寄得多了,胜利街的那家邮局都主动给她打折了。
幸好忙碌到了三月总算有所消停,毕竟大学生们也开学了。
好消息再次传来。
市级复赛,郁峦力压所有县市的顶尖苗子,以罕见的满分成绩再夺全市第一。连张家明都超常发挥,做题时手感特别好,奇迹般吊在最后一名,竟然!也通过了复赛。
要知道,六年级的竞赛题目难度极大,不仅包含数论、组合数学、复杂应用题,很多题目还涉及初中数学知识,还需要独特的解题思路和创新思维。

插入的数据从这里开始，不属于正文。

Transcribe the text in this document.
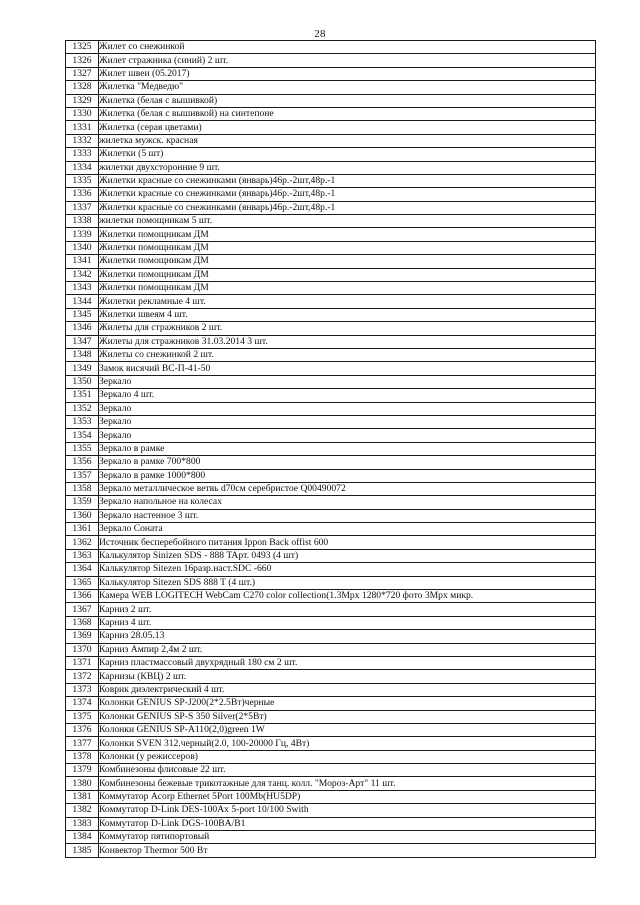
28
1325	Жилет со снежинкой
1326	Жилет стражника (синий) 2 шт.
1327	Жилет швеи (05.2017)
1328	Жилетка "Медведю"
1329	Жилетка (белая с вышивкой)
1330	Жилетка (белая с вышивкой) на синтепоне
1331	Жилетка (серая цветами)
1332	жилетка мужск. красная
1333	Жилетки (5 шт)
1334	жилетки двухсторонние 9 шт.
1335	Жилетки красные со снежинками (январь)46р.-2шт,48р.-1
1336	Жилетки красные со снежинками (январь)46р.-2шт,48р.-1
1337	Жилетки красные со снежинками (январь)46р.-2шт,48р.-1
1338	жилетки помощникам 5 шт.
1339	Жилетки помощникам ДМ
1340	Жилетки помощникам ДМ
1341	Жилетки помощникам ДМ
1342	Жилетки помощникам ДМ
1343	Жилетки помощникам ДМ
1344	Жилетки рекламные 4 шт.
1345	Жилетки швеям 4 шт.
1346	Жилеты для стражников 2 шт.
1347	Жилеты для стражников 31.03.2014 3 шт.
1348	Жилеты со снежинкой 2 шт.
1349	Замок висячий ВС-П-41-50
1350	Зеркало
1351	Зеркало 4 шт.
1352	Зеркало
1353	Зеркало
1354	Зеркало
1355	Зеркало в рамке
1356	Зеркало в рамке 700*800
1357	Зеркало в рамке 1000*800
1358	Зеркало металлическое ветвь d70см серебристое Q00490072
1359	Зеркало напольное на колесах
1360	Зеркало настенное 3 шт.
1361	Зеркало Соната
1362	Источник бесперебойного питания Ippon Back offist 600
1363	Калькулятор Sinizen SDS - 888 TApт. 0493 (4 шт)
1364	Калькулятор Sitezen 16разр.наст.SDC -660
1365	Калькулятор Sitezen SDS 888 T (4 шт.)
1366	Камера WEB LOGITECH WebCam C270 color collection(1.3Мрх 1280*720 фото 3Мрх микр.
1367	Карниз 2 шт.
1368	Карниз 4 шт.
1369	Карниз 28.05.13
1370	Карниз Ампир 2,4м 2 шт.
1371	Карниз пластмассовый двухрядный 180 см 2 шт.
1372	Карнизы (КВЦ) 2 шт.
1373	Коврик диэлектрический 4 шт.
1374	Колонки GENIUS SP-J200(2*2.5Вт)черные
1375	Колонки GENIUS SP-S 350 Silver(2*5Вт)
1376	Колонки GENIUS SP-A110(2,0)green 1W
1377	Колонки SVEN 312.черный(2.0, 100-20000 Гц, 4Вт)
1378	Колонки (у режиссеров)
1379	Комбинезоны флисовые 22 шт.
1380	Комбинезоны бежевые трикотажные для танц. колл. "Мороз-Арт" 11 шт.
1381	Коммутатор Acorp Ethernet 5Port 100Mb(HU5DP)
1382	Коммутатор D-Link DES-100Ax 5-port 10/100 Swith
1383	Коммутатор D-Link DGS-100BA/B1
1384	Коммутатор пятипортовый
1385	Конвектор Thermor 500 Вт
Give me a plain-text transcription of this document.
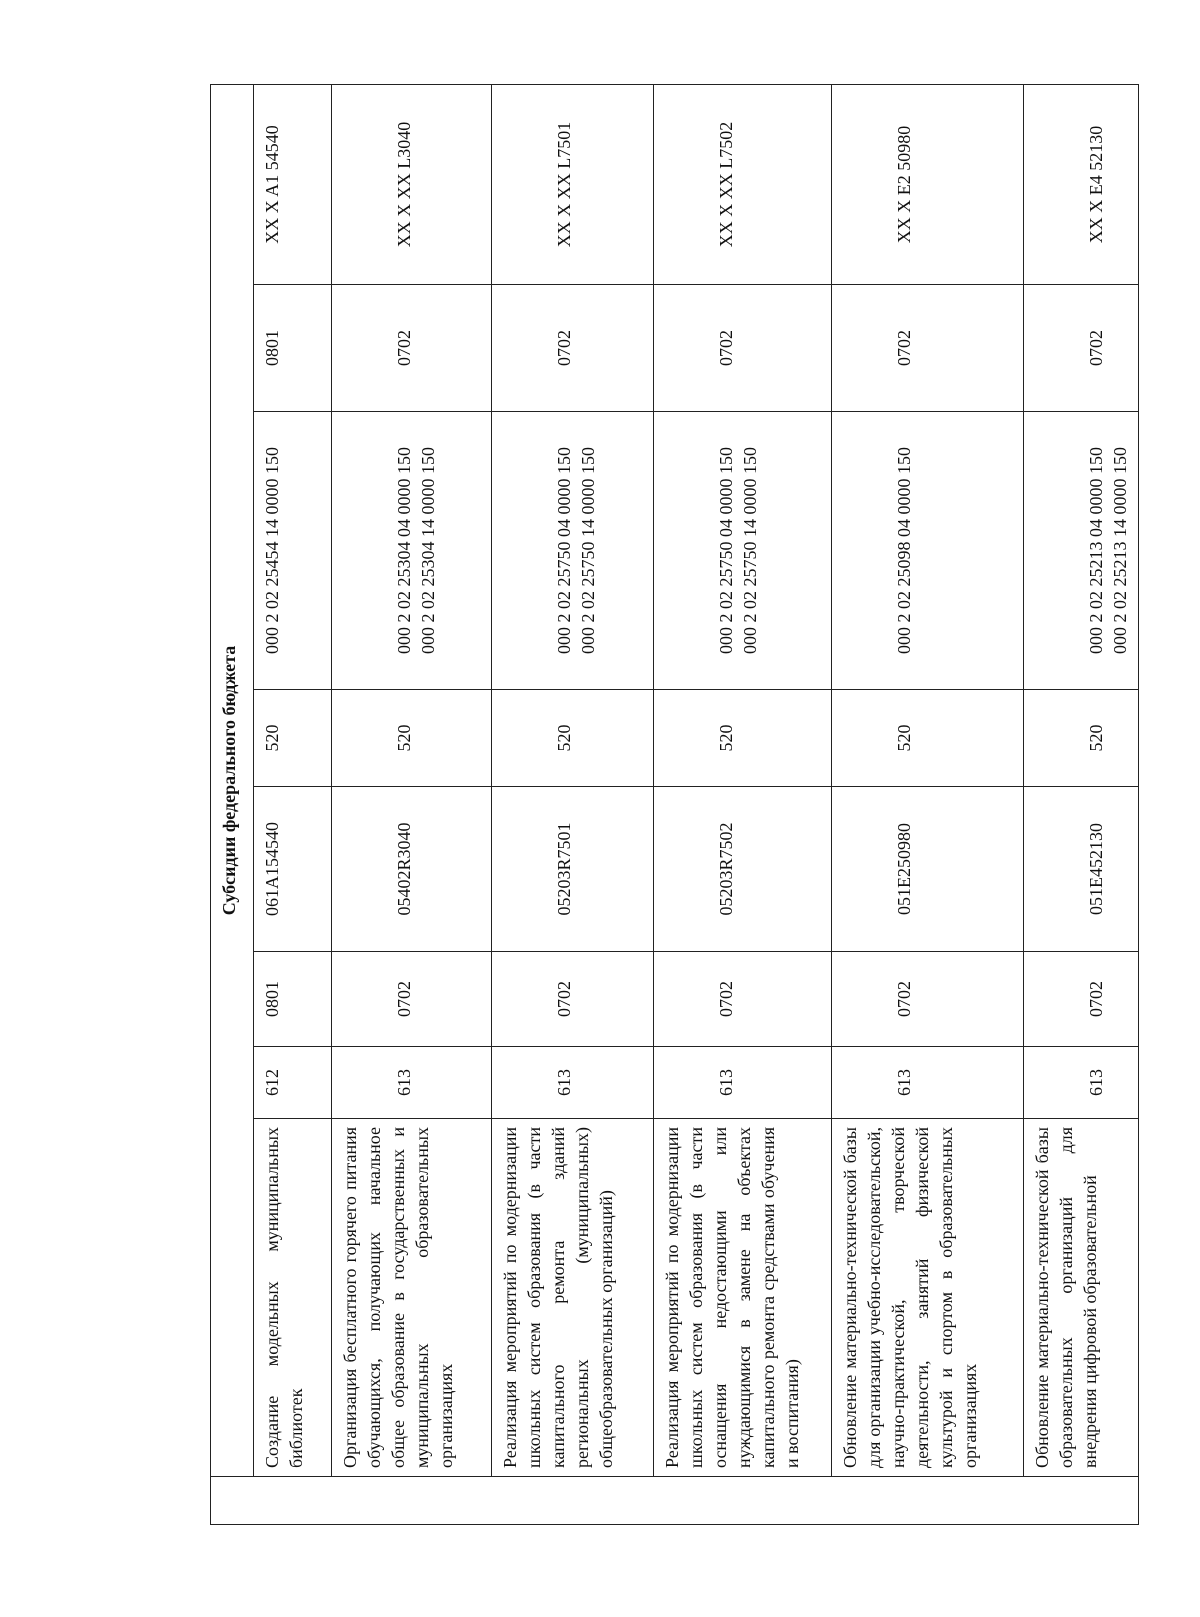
	Субсидии федерального бюджета							
	Создание модельных муниципальных библиотек	612	0801	061A154540	520	000 2 02 25454 14 0000 150	0801	XX X A1 54540
	Организация бесплатного горячего питания обучающихся, получающих начальное общее образование в государственных и муниципальных образовательных организациях	613	0702	05402R3040	520	000 2 02 25304 04 0000 150 000 2 02 25304 14 0000 150	0702	XX X XX L3040
	Реализация мероприятий по модернизации школьных систем образования (в части капитального ремонта зданий региональных (муниципальных) общеобразовательных организаций)	613	0702	05203R7501	520	000 2 02 25750 04 0000 150 000 2 02 25750 14 0000 150	0702	XX X XX L7501
	Реализация мероприятий по модернизации школьных систем образования (в части оснащения недостающими или нуждающимися в замене на объектах капитального ремонта средствами обучения и воспитания)	613	0702	05203R7502	520	000 2 02 25750 04 0000 150 000 2 02 25750 14 0000 150	0702	XX X XX L7502
	Обновление материально-технической базы для организации учебно-исследовательской, научно-практической, творческой деятельности, занятий физической культурой и спортом в образовательных организациях	613	0702	051E250980	520	000 2 02 25098 04 0000 150	0702	XX X E2 50980
	Обновление материально-технической базы образовательных организаций для внедрения цифровой образовательной	613	0702	051E452130	520	000 2 02 25213 04 0000 150 000 2 02 25213 14 0000 150	0702	XX X E4 52130
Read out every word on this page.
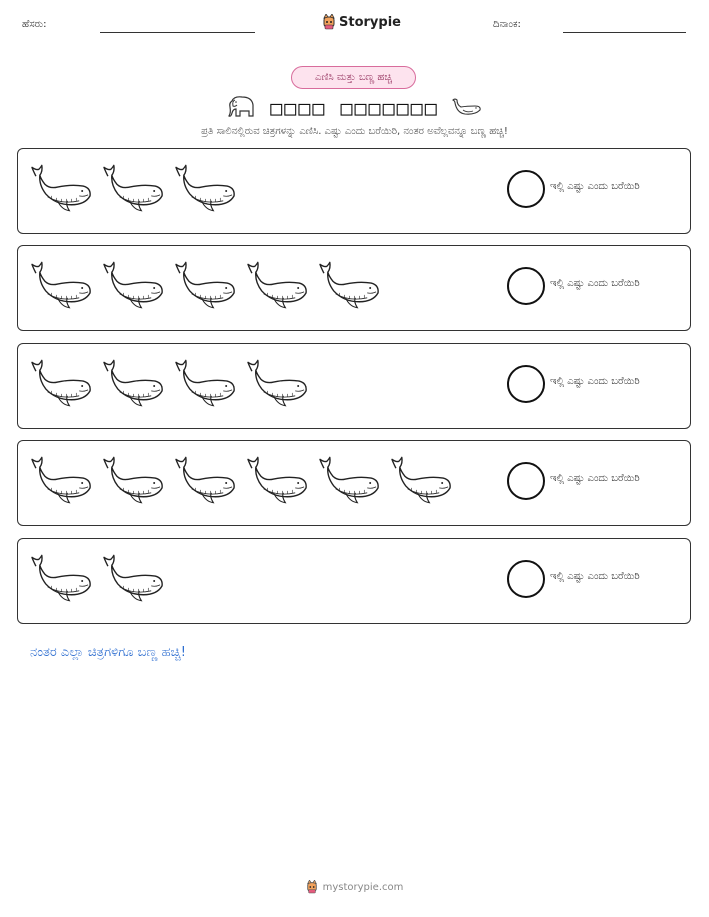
ಹೆಸರು:	Storypie	ದಿನಾಂಕ:
ಎಣಿಸಿ ಮತ್ತು ಬಣ್ಣ ಹಚ್ಚಿ
□□□□ □□□□□□□
ಪ್ರತಿ ಸಾಲಿನಲ್ಲಿರುವ ಚಿತ್ರಗಳನ್ನು ಎಣಿಸಿ. ಎಷ್ಟು ಎಂದು ಬರೆಯಿರಿ, ನಂತರ ಅವೆಲ್ಲವನ್ನೂ ಬಣ್ಣ ಹಚ್ಚಿ!
ಇಲ್ಲಿ ಎಷ್ಟು ಎಂದು ಬರೆಯಿರಿ
ಇಲ್ಲಿ ಎಷ್ಟು ಎಂದು ಬರೆಯಿರಿ
ಇಲ್ಲಿ ಎಷ್ಟು ಎಂದು ಬರೆಯಿರಿ
ಇಲ್ಲಿ ಎಷ್ಟು ಎಂದು ಬರೆಯಿರಿ
ಇಲ್ಲಿ ಎಷ್ಟು ಎಂದು ಬರೆಯಿರಿ
ನಂತರ ಎಲ್ಲಾ ಚಿತ್ರಗಳಿಗೂ ಬಣ್ಣ ಹಚ್ಚಿ!
mystorypie.com
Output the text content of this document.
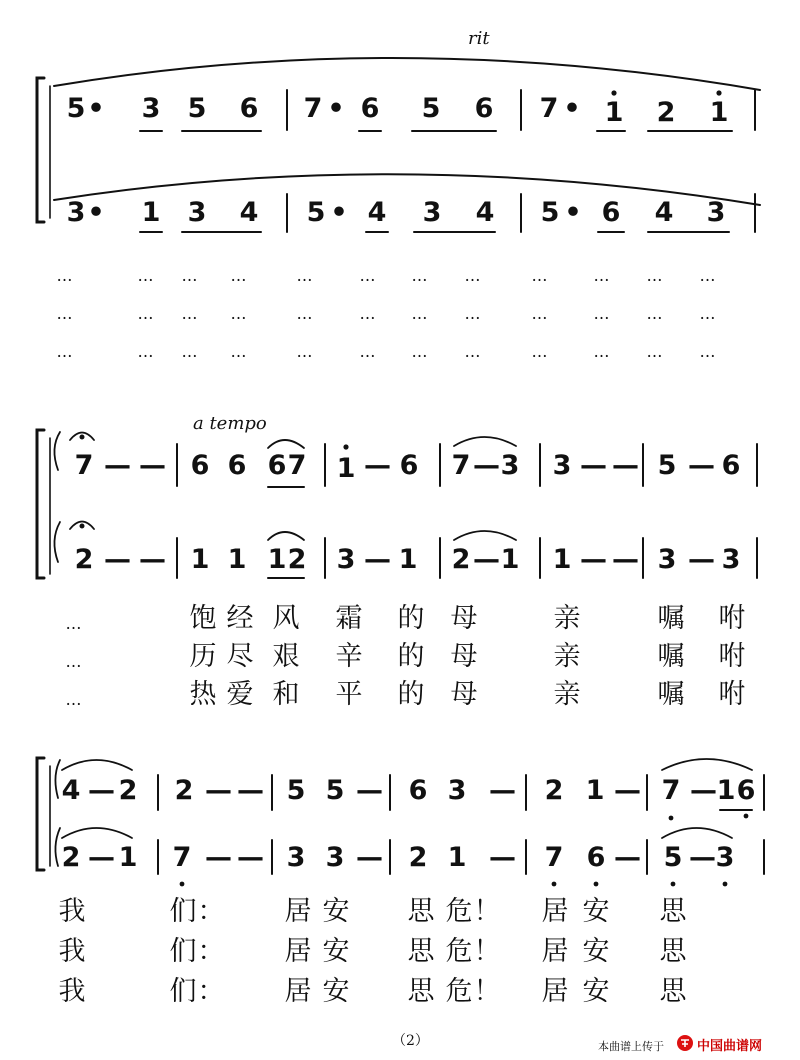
rit
a tempo
5 • 3 5 6 7 • 6 5 6 7 • 1 2 1
3 • 1 3 4 5 • 4 3 4 5 • 6 4 3
…	…	…	…	…	…	…	…	…	…	…	…
…	…	…	…	…	…	…	…	…	…	…	…
…	…	…	…	…	…	…	…	…	…	…	…
7 — — 6 6 6 7 1 — 6 7 — 3 3 — — 5 — 6
2 — — 1 1 1 2 3 — 1 2 — 1 1 — — 3 — 3
…	饱 经 风 霜 的 母	亲	嘱 咐
…	历 尽 艰 辛 的 母	亲	嘱 咐
…	热 爱 和 平 的 母	亲	嘱 咐
4 — 2 2 — — 5 5 — 6 3 — 2 1 — 7 — 1 6
2 — 1 7 — — 3 3 — 2 1 — 7 6 — 5 — 3
我	们 ： 居 安 思 危 ！ 居 安 思
我	们 ： 居 安 思 危 ！ 居 安 思
我	们 ： 居 安 思 危 ！ 居 安 思
（2）	本曲谱上传于	中国曲谱网
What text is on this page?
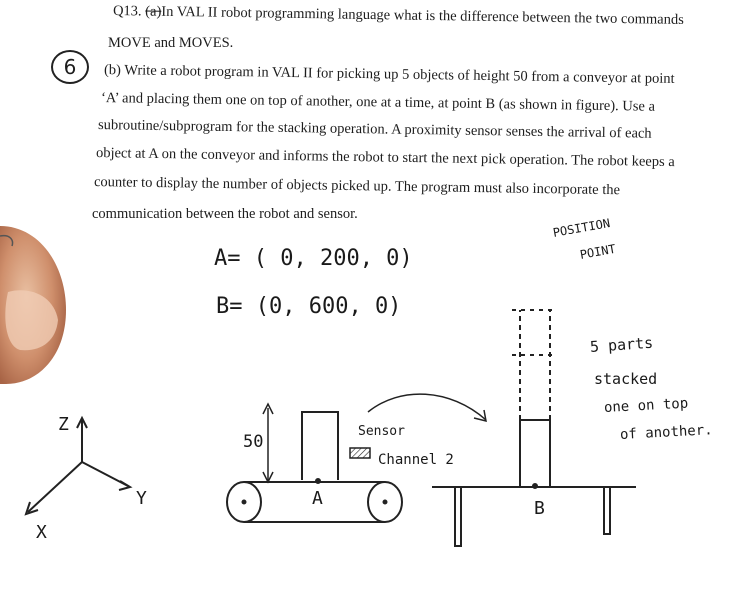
Q13. (a)In VAL II robot programming language what is the difference between the two commands
MOVE and MOVES.
6	(b) Write a robot program in VAL II for picking up 5 objects of height 50 from a conveyor at point
‘A’ and placing them one on top of another, one at a time, at point B (as shown in figure). Use a
subroutine/subprogram for the stacking operation. A proximity sensor senses the arrival of each
object at A on the conveyor and informs the robot to start the next pick operation. The robot keeps a
counter to display the number of objects picked up. The program must also incorporate the
communication between the robot and sensor.
A= ( 0, 200, 0)
B= (0, 600, 0)
POSITION
POINT
5 parts
stacked
one on top
of another.
Z
Y
X
50
A	B
Sensor
Channel 2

赛事为保证含金量,还设置了特别高难度的压轴题,目的就是拉开分数差距,避免出现大量满分,在本就短时间、大题量的情况下,能正确算出最后一题的学生少之又少。
满分的含金量不言而喻。
这是罗淑芬都始料未及的,郁峦之前从来没考过满分!她都没想过他能考满分!这孩子今年太太太厉害了!
还有,连张家明也终于晋级了!
这次让黄校长花钱给两个孩子去夏令营集训果然对了!
苍天啊!罗淑芬和黄校长打电话去市里问成绩,得知后高兴疯了,两人在办公室就跳起来了,像两只袋鼠在办公室里绕着圈跳个不停,跳的时候还又笑又哭。
带着副校长去市里拍红榜时,黄校长都哭了,抬起胳膊直抹眼泪。
那大红榜的最顶上,金色的字体,写着郁峦的名字,旁边注明的推荐学校是樟溪镇中心小学,而这一行往下,全都是市实验小学,市XX小学,XX县实验小学,再没有出现过一个乡镇小学,直到最后一个,又出现了樟溪镇中心小学。
他们一共就两个苗,可怜兮兮的。
可今年两个都上了,一个在榜头,一个在榜尾。
许多市里的各小学校长、数学教研组也都在,那一道道神情惊愕又复杂的眼神,把黄校长看得啊,他赶紧把眼泪抹了。后背绷直了,肚腩挺出来了,下巴也抬高了,一副你们高攀不起的样子。
好爽啊,好爽啊,听着其他校长们那酸溜溜又言不由衷的恭维,黄校长很想谦虚,可实在忍不住,牙龈和扁桃体都笑出来了。
黄校长回来还买了鞭炮到陶萄和张家明家门口放,市里甚至有记者跟着来采访,称呼郁峦和张家明是“小镇里飞出的数学天才”。
这回面对记者,陶广志被郁美珍狠狠踩了一脚,没敢再说:“没见他学习啊,每天就是打电动遛鸭子咯……”这种招人仇恨的话。